As you may have read, the U.S. Department of Housing and Urban Development has released the nationwide results of last January’s point-in-time counts — the one-night census of homeless people that HUD requires of all its homeless assistance grant recipients.
The headlined news is that homelessness seems to be “holding steady,” as HUD Secretary Shaun Donovan puts it.
The bigger news, I think, is that homelessness rates are apparently lower than they were in 2007. This is true not only for the grand total, but for all the specific groups in the required PIT breakouts.
Some of the long-range percentage declines are so counterintuitive as to make me wonder whether we’re getting a true read or results of some unaccounted for changes in methodology.
After all, we’ve had a major recession, with lingering consequences. Nearly four million homes lost due to foreclosures.
About 4.1 million jobs lost that haven’t been replaced. A record high number of long-term jobless workers. Other labor market woes as well.
On the other hand, we do have some progress that’s fairly easy to explain. So within the definitional limits of the PIT counts maybe the rest is real too.
In any event, here are the key figures.
According to the PIT counts, the total number of people who were homeless during some night in late January was 633,782.

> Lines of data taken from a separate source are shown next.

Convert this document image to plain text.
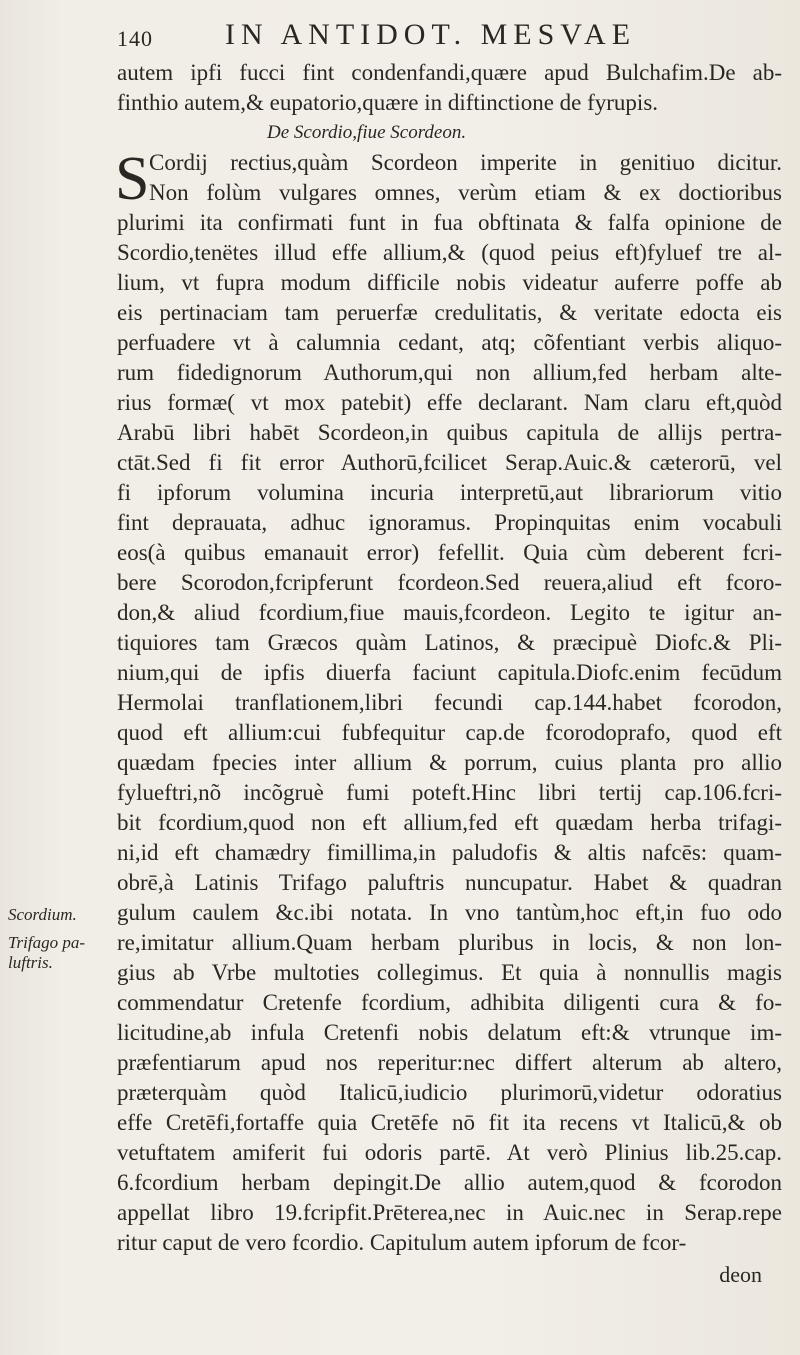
140 IN ANTIDOT. MESVAE
autem ipfi fucci fint condenfandi,quære apud Bulchafim.De ab-
finthio autem,& eupatorio,quære in diftinctione de fyrupis.
De Scordio,fiue Scordeon.
S Cordij rectius,quàm Scordeon imperite in genitiuo dicitur.
Non folùm vulgares omnes, verùm etiam & ex doctioribus
plurimi ita confirmati funt in fua obftinata & falfa opinione de
Scordio,tenëtes illud effe allium,& (quod peius eft)fyluef tre al-
lium, vt fupra modum difficile nobis videatur auferre poffe ab
eis pertinaciam tam peruerfæ credulitatis, & veritate edocta eis
perfuadere vt à calumnia cedant, atq; cõfentiant verbis aliquo-
rum fidedignorum Authorum,qui non allium,fed herbam alte-
rius formæ( vt mox patebit) effe declarant. Nam claru eft,quòd
Arabū libri habēt Scordeon,in quibus capitula de allijs pertra-
ctāt.Sed fi fit error Authorū,fcilicet Serap.Auic.& cæterorū, vel
fi ipforum volumina incuria interpretū,aut librariorum vitio
fint deprauata, adhuc ignoramus. Propinquitas enim vocabuli
eos(à quibus emanauit error) fefellit. Quia cùm deberent fcri-
bere Scorodon,fcripferunt fcordeon.Sed reuera,aliud eft fcoro-
don,& aliud fcordium,fiue mauis,fcordeon. Legito te igitur an-
tiquiores tam Græcos quàm Latinos, & præcipuè Diofc.& Pli-
nium,qui de ipfis diuerfa faciunt capitula.Diofc.enim fecūdum
Hermolai tranflationem,libri fecundi cap.144.habet fcorodon,
quod eft allium:cui fubfequitur cap.de fcorodoprafo, quod eft
quædam fpecies inter allium & porrum, cuius planta pro allio
fylueftri,nõ incõgruè fumi poteft.Hinc libri tertij cap.106.fcri-
bit fcordium,quod non eft allium,fed eft quædam herba trifagi-
ni,id eft chamædry fimillima,in paludofis & altis nafcēs: quam-
obrē,à Latinis Trifago paluftris nuncupatur. Habet & quadran
gulum caulem &c.ibi notata. In vno tantùm,hoc eft,in fuo odo
re,imitatur allium.Quam herbam pluribus in locis, & non lon-
gius ab Vrbe multoties collegimus. Et quia à nonnullis magis
commendatur Cretenfe fcordium, adhibita diligenti cura & fo-
licitudine,ab infula Cretenfi nobis delatum eft:& vtrunque im-
præfentiarum apud nos reperitur:nec differt alterum ab altero,
præterquàm quòd Italicū,iudicio plurimorū,videtur odoratius
effe Cretēfi,fortaffe quia Cretēfe nō fit ita recens vt Italicū,& ob
vetuftatem amiferit fui odoris partē. At verò Plinius lib.25.cap.
6.fcordium herbam depingit.De allio autem,quod & fcorodon
appellat libro 19.fcripfit.Prēterea,nec in Auic.nec in Serap.repe
ritur caput de vero fcordio. Capitulum autem ipforum de fcor-
Scordium.
Trifago pa-
luftris.
deon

This is a fraction of a percent fewer than reported the year before. The number is 5.8% lower than for January 2007. In other words, 38,106 fewer literally homeless people.
The number of homeless individuals, i.e., not with a family member, ticked down 1.4% to 394,379. In January 2007, there were 6.8% — 28,998 — more of them.
The number of homeless people in families* rose by 1.4%, to 239,403. But the number of homeless families was basically the same as in 2011 — 77,157.
As compared to January 2007, there were 3.7% fewer homeless people in families and 8% fewer homeless families. These percents translate into 9,108 fewer homeless family members and 6,778 fewer homeless families.
We see larger drops in two populations that HUD — and more recently, the U.S. Interagency Council on Homelessness — have made top priorities.
The number of chronically homeless individuals** declined 6.8%, to 99,894. There were 19.3% — 23,939 — more people classified as chronically homeless in January 2007.
It seems reasonable to suppose that these figures reflect increases in permanent supportive housing — a strategy designed for chronically homeless people that’s strongly encouraged by the structure of HUD’s assistance programs, as well as a number of research and advocacy organizations.
Federal policies also account for much, if not all of the reported progress toward the goal of ending veterans’ homelessness.
According to the latest PIT counts, the number of homeless veterans declined 7.2%, to 62,619. This is 17.2% fewer than in 2009, the baseline year for this population.
The big factor here is the HUD-VASH (Veterans Affairs Supportive Housing) voucher program, which has reportedly supported permanent housing, plus supportive services for more than 42,000 veterans since the program started in 2008.
An additional factor I’d guess is that the VA side of the funding can also be used to prevent veterans from becoming homeless, e.g., by paying some one-time costs of moving to housing they can afford.
In this respect, it’s somewhat like the broader Homelessness Prevention and Rapid Re-Housing Program that was part of the Recovery Act.
HUD gives HPRP part of the credit for the just-reported homelessness decreases. And it does seem likely that the short-term help the program funded was enough for people who’d suffered temporary setbacks.
And now what? Communities had only three years to spend their HPRP grants. So they’ll have no money from that pot in the coming year — and even in the best of cases, no boost in their basic homeless assistance grants to cover the loss.
They’d share a loss of about $180 million if the “fiscal cliff” negotiations don’t halt the impending across-the-board cuts.
And there’d be lots more homeless people in want of help — more than 282,000 additional households, according to one estimate.
In short, such genuine progress as there’s been could be short-lived.
* These are only people “who are homeless as part of households that have at least one adult and one child.”
** By HUD’s definition, these are people who have a disability, including a mental illness and/or substance abuse problem, and who’ve been homeless for at least a year or at least four times in the last three years.